Construire une plaquette de développement (Pinguino – partie 4/4)

logo-pinguino4Previously on Pinguino …

Partie 1 : Présentation

Partie 2 : Hardware

Partie 3 : Software

> Partie 4 : Hello World

Maintenant que nous avons notre plaquette de développement Pinguino et tous les outils installés, il est temps de se lancer 

Disclaimer : (pour les personnes déjà à l’aise en programmation)

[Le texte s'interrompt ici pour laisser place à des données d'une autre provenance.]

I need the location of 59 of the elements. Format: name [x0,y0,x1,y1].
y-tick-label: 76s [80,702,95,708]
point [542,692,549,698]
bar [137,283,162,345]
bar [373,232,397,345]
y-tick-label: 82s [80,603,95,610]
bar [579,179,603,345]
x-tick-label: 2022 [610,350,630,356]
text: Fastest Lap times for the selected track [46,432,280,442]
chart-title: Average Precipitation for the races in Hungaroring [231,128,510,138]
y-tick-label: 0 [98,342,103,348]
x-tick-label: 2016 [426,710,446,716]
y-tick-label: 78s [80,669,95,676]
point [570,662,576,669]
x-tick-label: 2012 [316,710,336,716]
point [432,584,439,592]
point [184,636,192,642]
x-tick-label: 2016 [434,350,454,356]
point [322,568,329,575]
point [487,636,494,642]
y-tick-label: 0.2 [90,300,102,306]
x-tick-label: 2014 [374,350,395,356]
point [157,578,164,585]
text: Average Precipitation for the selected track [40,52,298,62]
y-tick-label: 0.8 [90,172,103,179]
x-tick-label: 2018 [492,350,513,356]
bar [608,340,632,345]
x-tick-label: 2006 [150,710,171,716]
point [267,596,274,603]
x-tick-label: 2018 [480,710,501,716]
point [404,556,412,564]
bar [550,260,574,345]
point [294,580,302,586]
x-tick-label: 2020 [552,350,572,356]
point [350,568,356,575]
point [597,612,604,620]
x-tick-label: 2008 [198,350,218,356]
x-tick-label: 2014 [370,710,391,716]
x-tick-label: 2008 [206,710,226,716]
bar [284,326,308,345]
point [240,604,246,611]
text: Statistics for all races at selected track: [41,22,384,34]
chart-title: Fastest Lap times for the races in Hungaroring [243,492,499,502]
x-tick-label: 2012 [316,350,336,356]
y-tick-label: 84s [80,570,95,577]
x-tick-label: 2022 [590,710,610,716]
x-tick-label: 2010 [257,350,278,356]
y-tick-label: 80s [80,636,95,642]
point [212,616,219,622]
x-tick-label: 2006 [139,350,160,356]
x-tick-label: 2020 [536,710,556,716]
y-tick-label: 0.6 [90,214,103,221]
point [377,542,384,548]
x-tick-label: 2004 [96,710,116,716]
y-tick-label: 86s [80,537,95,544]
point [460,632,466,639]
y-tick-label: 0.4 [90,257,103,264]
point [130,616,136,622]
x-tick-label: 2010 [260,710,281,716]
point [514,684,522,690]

Vous vous êtes perdus ?? Je blague, fermez juste les yeux lorsque j’enfonce des portes ouvertes ou si je vais trop loin dans la vulgarisation !

Hello World, c’est quoi ?

[2] commitstrip.com, très bon blog bd !

Hello world (traduit littéralement en français par « bonjour le monde ») sont les mots traditionnellement écrits par un programme informatique simple dont le but est de faire la démonstration rapide d’un langage de programmation (par exemple à but pédagogique) ou le test d’un compilateur.

[…]

Dans plusieurs systèmes embarqués, le texte peut être envoyé sur une ou deux lignes d’un afficheur LCD (ou dans d’autres systèmes, une simple DEL peut se substituer à un hello world).

Source: [1] Hello World, Wikipedia .

Un commentaire sur la définition de Wikipedia avant de commencer. Je ne suis pas entièrement d’accord avec la deuxième partie. Allumer une LED (ou DEL) ne se substitue pas à un Hello World. Je dirais plutôt qu’allumer une LED est le Hello World du logiciel embarqué. Le logiciel embarqué est à la frontière de l’informatique et de l’électronique et cela n’a pas vraiment de sens d’afficher Hello World dans une console lorsque l’on fait de l’informatique embarqué. Et en général lorsqu’on débute un nouveau projet sur une cible que l’on ne connait pas, on commence toujours par allumer une LED ou piloter une sortie TOR. Cela permet de valider la chaîne complète, depuis le programme jusqu’au matériel.

Fin de la parenthèse

Compléter la plaquette Pinguino

Donc avant de commencer, il faut se procurer une LED et une résistance de 470 ohms. A brancher sur une sortie libre de la plaquette Pinguino.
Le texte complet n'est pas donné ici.